You may even have guessed that GS tends to consist primarily of habits. It is not very useful to realize both that you need clearly defined goals, as well as the habits to support them and leave it at that. I wrote about Building a Wellness Habit in a previous post. After you have the ability to build a wellness habit, and know what you are building for, you already have the ability to avoid this GS pitfall. If you have sufficient motivation and clearly defined goals, the desire and ability to faithfully think about what needs to be done may not be enough. The desire to faithfully act may not be enough. You also have to ensure you have enough of the right habits to prevent you from in effect sabotaging yourself. There is a reason you haven’t already accomplished the the goal in front of you, and the goals you once sought but have now abandoned or failed to achieve.

You do not necessarily need to have all of your habits in place before your begin. You do have to consider what habits you have in place already either negative or those you perceive to be beneficial. Addictions go in this category. Habits that compete for the resources you need to accomplish the goal in question, such as time, energy, or money, do as well.
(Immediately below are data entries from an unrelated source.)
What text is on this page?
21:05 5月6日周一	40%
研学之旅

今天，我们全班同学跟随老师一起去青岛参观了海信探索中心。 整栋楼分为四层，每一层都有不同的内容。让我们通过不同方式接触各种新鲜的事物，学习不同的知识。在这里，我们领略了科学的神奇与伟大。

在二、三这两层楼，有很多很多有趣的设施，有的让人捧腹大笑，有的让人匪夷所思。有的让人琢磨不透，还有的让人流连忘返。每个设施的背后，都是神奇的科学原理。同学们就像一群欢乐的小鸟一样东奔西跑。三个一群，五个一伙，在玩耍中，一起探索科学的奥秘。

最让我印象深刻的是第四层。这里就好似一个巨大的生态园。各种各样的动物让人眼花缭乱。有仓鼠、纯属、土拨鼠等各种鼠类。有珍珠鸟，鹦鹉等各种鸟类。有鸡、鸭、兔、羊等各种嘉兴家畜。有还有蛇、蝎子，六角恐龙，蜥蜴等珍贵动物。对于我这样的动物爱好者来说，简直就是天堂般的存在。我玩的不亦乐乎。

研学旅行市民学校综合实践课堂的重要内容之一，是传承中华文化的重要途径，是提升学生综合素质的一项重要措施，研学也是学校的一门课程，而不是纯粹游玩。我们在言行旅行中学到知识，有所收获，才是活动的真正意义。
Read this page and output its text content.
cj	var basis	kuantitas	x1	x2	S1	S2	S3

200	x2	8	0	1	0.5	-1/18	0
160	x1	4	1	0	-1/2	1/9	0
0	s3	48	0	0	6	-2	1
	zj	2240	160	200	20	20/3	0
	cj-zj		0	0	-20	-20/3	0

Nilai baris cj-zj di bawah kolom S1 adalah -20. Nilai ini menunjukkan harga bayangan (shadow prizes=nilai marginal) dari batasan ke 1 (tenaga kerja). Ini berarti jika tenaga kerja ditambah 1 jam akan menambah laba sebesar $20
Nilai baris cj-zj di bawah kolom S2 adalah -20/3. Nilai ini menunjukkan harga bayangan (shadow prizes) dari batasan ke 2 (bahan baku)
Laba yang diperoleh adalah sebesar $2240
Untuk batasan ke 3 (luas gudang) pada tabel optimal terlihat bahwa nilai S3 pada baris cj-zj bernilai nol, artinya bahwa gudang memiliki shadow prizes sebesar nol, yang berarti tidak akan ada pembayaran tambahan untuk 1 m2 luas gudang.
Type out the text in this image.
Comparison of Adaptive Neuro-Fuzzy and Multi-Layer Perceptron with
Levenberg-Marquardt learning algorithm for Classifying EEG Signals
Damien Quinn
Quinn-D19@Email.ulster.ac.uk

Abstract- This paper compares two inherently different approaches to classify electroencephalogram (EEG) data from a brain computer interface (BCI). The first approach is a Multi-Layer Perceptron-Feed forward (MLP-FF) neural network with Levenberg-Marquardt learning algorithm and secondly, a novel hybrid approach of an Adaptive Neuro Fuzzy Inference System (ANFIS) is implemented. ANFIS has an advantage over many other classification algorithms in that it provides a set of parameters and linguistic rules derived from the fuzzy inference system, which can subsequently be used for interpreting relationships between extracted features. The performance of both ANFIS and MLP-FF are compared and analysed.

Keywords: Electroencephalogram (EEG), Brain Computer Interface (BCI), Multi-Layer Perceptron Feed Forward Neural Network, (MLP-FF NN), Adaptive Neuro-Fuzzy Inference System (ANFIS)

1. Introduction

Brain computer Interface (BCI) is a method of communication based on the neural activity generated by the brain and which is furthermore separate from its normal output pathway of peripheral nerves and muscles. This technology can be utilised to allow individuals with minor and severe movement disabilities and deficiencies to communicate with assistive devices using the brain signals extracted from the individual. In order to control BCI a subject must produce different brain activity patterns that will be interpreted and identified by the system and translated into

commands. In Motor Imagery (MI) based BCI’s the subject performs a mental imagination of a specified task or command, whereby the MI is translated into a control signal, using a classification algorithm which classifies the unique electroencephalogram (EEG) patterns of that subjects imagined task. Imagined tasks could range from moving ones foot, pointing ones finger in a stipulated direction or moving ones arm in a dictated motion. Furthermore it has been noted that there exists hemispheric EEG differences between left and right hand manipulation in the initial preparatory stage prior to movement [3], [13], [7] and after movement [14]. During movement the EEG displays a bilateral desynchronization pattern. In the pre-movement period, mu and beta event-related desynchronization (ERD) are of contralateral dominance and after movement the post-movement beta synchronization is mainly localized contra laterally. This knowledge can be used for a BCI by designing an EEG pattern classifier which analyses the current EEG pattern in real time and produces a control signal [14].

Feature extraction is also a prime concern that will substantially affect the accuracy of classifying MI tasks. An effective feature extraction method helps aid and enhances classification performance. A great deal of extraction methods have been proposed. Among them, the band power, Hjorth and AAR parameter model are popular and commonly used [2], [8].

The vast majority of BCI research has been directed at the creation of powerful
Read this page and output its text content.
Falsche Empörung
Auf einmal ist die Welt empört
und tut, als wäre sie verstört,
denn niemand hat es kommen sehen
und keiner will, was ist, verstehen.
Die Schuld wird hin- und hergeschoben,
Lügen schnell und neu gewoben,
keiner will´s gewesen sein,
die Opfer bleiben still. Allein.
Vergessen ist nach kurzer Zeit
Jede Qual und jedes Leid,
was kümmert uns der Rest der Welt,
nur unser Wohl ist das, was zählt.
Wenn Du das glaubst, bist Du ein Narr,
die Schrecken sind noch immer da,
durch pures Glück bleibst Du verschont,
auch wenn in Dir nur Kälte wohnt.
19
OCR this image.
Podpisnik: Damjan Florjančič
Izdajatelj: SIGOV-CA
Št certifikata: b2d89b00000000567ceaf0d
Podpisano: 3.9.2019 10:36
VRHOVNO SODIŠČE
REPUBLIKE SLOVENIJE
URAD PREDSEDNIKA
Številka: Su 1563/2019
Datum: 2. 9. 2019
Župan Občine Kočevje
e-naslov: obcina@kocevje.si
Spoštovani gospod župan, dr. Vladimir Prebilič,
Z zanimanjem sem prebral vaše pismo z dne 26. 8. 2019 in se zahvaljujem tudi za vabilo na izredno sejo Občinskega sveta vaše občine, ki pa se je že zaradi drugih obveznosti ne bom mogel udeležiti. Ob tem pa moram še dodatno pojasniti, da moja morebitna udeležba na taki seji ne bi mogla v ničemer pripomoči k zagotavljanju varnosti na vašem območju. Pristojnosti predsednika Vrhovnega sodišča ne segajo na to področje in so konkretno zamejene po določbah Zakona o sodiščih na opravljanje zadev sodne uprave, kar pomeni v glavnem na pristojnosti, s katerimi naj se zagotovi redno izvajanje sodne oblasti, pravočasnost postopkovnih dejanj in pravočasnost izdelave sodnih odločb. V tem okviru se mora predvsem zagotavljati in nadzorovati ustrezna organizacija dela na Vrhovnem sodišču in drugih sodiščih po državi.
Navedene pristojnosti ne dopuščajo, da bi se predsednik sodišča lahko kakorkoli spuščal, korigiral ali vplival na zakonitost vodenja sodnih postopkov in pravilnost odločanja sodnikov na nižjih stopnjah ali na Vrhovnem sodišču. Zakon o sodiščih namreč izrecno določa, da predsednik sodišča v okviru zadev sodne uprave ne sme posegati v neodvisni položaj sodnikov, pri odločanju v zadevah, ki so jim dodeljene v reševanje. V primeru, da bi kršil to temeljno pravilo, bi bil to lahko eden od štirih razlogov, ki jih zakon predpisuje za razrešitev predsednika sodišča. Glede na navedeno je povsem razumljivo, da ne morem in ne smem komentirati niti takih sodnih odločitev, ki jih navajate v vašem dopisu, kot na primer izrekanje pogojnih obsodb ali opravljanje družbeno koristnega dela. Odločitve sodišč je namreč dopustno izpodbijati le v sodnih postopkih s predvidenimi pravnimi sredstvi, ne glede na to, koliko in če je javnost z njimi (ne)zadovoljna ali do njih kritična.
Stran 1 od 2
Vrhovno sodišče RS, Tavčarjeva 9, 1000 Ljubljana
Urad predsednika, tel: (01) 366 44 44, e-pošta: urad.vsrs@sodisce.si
Habits have gravity. The ones that interfere with the goal you are moving towards, may be difficult to reconcile. You must determine when there is a conflict and accept that to achieve your goal, you may need to modify other seemingly unrelated areas of your life. No matter how much motivation and desire you bring to bear upon your efforts, you risk sabotaging yourself and ultimately failing. You may feel that your pre-existing behavior is vital, or that it is not fundamentally related. Decide which is more important to you. Be prepared to force yourself to modify your behavior in ways you didn’t expect. Consider how an old behavior could possible hinder your efforts then analyze the extent of the relationship. You may minimize the connection to protect the preexisting habit, even though you will tell yourself excuses that sound disarming. Be prepared for this. Analyze your motivations.

Whether the goal relates to a specific personal development task, wellness building, or improvement in some specific area of your life, such as your career, remember that commitment and motivation are not enough. Action is not enough. Analyze any behavior that stands in the way of your goal. Decide what is important to you. Make a choice.